Question to Consider
How we speak with authority without letting it turn into arrogance?

Prayer
Almighty Father, keep me humble so that when you speak to others through my words and actions, they hear and see you, not me. Amen.

Conclude with Silence (2 minutes)


Day 4 – Giving Gratitude

Silence, Stillness and Centering before God (2 minutes)

Scripture Reading – Mark 1:29-31

Although this tiny section is only three verses long, it is actually an event that is described in all three synoptic gospels, and though each writer presents the same basic story, each also gives it a little twist by offering a particular detail unique to their telling. In Matthew, Jesus merely touches Simon’s mother-in-law’s hand; here in Mark, he actually helps her up. In Luke, he verbally rebukes the fever and it leaves. These are not contradictions that undermine the veracity of the encounter; they are details chosen to emphasise something of the character of Jesus in each case. Mark seems to want to emphasise the compassion of Jesus, not just in the healing, but in the care and gentleness with which Jesus helps her to her feet afterwards.

The episode itself is not a story about submission and subservience, but about thanks and gratitude. So grateful was Simon’s mother-in-law that her immediate response upon being healed was to get up and wait upon Jesus and his disciples. Though we may think that it was “only” a fever, Simon’s mother-in-law saw things differently. Jesus had helped her and restored her to health; her immediate thought was: “How can I show this man my gratitude? How can I offer him thanks for what he has done?” Jesus has done – and continues to do – so much for us. We need to make sure that we show him how genuinely grateful we are.

Questions to Consider
What stops you being grateful? What are the things that blind you to how good God is? How do we make sure we recapture the reality of gratitude and offer it to God?

Prayer
Loving Father, forgive me when I am ungrateful and lost in my petty jealousies and blinded by entitlement. Remind me of your love and let me see all you have done for me. In Jesus’ name, Amen.

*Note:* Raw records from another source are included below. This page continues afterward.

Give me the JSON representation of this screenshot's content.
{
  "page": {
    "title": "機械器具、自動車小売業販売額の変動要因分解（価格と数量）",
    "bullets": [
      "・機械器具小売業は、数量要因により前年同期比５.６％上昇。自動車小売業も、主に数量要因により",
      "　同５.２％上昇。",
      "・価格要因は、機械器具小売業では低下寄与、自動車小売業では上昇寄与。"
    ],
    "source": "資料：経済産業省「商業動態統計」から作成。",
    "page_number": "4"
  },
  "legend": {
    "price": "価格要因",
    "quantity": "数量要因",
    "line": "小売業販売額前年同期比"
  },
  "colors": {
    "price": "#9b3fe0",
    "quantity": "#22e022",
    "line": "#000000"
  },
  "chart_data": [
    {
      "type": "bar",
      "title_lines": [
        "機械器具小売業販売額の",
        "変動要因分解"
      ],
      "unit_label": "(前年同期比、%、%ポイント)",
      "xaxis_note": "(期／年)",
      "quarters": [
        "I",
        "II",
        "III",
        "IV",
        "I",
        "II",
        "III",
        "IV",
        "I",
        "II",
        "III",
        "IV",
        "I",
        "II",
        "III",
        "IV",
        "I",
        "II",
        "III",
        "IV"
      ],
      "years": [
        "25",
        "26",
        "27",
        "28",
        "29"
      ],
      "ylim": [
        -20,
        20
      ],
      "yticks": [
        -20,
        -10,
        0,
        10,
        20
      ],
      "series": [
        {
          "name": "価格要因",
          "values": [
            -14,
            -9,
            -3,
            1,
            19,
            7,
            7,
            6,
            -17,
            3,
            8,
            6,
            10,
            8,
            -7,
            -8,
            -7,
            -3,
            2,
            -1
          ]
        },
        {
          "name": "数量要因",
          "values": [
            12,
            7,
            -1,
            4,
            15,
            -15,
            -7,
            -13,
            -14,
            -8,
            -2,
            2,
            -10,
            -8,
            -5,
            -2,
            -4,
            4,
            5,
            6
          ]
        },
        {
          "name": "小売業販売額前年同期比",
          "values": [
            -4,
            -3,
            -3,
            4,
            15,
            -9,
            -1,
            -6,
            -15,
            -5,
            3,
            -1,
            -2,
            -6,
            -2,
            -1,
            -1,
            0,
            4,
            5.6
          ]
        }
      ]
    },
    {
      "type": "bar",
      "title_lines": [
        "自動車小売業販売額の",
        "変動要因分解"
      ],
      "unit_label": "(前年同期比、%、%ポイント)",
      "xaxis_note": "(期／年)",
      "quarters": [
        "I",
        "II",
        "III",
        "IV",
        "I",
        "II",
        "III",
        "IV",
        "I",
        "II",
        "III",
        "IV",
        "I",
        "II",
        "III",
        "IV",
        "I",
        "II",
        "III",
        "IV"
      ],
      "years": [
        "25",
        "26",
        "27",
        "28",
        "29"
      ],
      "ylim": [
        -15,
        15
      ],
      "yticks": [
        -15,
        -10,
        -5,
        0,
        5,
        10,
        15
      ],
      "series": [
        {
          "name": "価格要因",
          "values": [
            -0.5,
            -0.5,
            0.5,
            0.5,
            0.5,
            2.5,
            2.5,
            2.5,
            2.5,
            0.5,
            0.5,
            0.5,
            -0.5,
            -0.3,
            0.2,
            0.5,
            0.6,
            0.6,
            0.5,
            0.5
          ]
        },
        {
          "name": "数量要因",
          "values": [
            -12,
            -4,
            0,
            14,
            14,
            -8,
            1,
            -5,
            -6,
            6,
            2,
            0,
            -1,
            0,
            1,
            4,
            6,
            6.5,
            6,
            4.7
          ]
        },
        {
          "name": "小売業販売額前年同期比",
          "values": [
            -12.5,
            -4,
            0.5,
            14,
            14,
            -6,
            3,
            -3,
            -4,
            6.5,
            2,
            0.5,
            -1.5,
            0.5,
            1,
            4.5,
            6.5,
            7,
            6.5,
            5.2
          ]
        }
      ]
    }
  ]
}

Conclude with Silence (2 minutes)


Day 5 – Why Keep Quiet?

Silence, Stillness and Centering before God (2 minutes)

Scripture Reading – Mark 1:32-34

Jesus had shown the people who he was and why he had come. He had taught with unprecedented authority. He had driven out evil spirits, showing that he had power and authority over the powers of darkness. He had healed a woman, displaying his mastery of healing. People were starting to talk about him and his fame was beginning to spread throughout the countryside. The man who had proclaimed the coming of the kingdom of God and who had called people to repent and turn back to God was certainly getting his message out there, both in words and signs and deeds. So why does he command the demons he has just evicted to stay silent? Why, later on in the gospel (verse 44 of the current chapter being the first instance) does he also tell people to keep silent about him?

Firstly, in the case of the demons, Jesus probably wanted people to believe he was the Messiah because of his words and actions, not because of the testimony of some recently exorcised demonic powers. People should be paying attention to his words, not theirs. Secondly, telling the demons to shut up was a further example of his authority over them. Jesus was in charge, wherever they went, whatever they tried to do. Thirdly, and this applies to his injunction to people to remain silent too, he had only just embarked on his ministry and opposition from the earthly powers that be would no doubt arise so much quicker if word of what he was doing was to prematurely spread throughout the land. He may be the Messiah, but he still needs time for people to encounter him up close and in person. It can’t all be hearsay.

Question to Consider
Why do you think Jesus told the demons to keep quiet?

Prayer
Heavenly Father, may people meet you through what we say and do; may people see your love shining in us at all times. In Jesus’ name, Amen.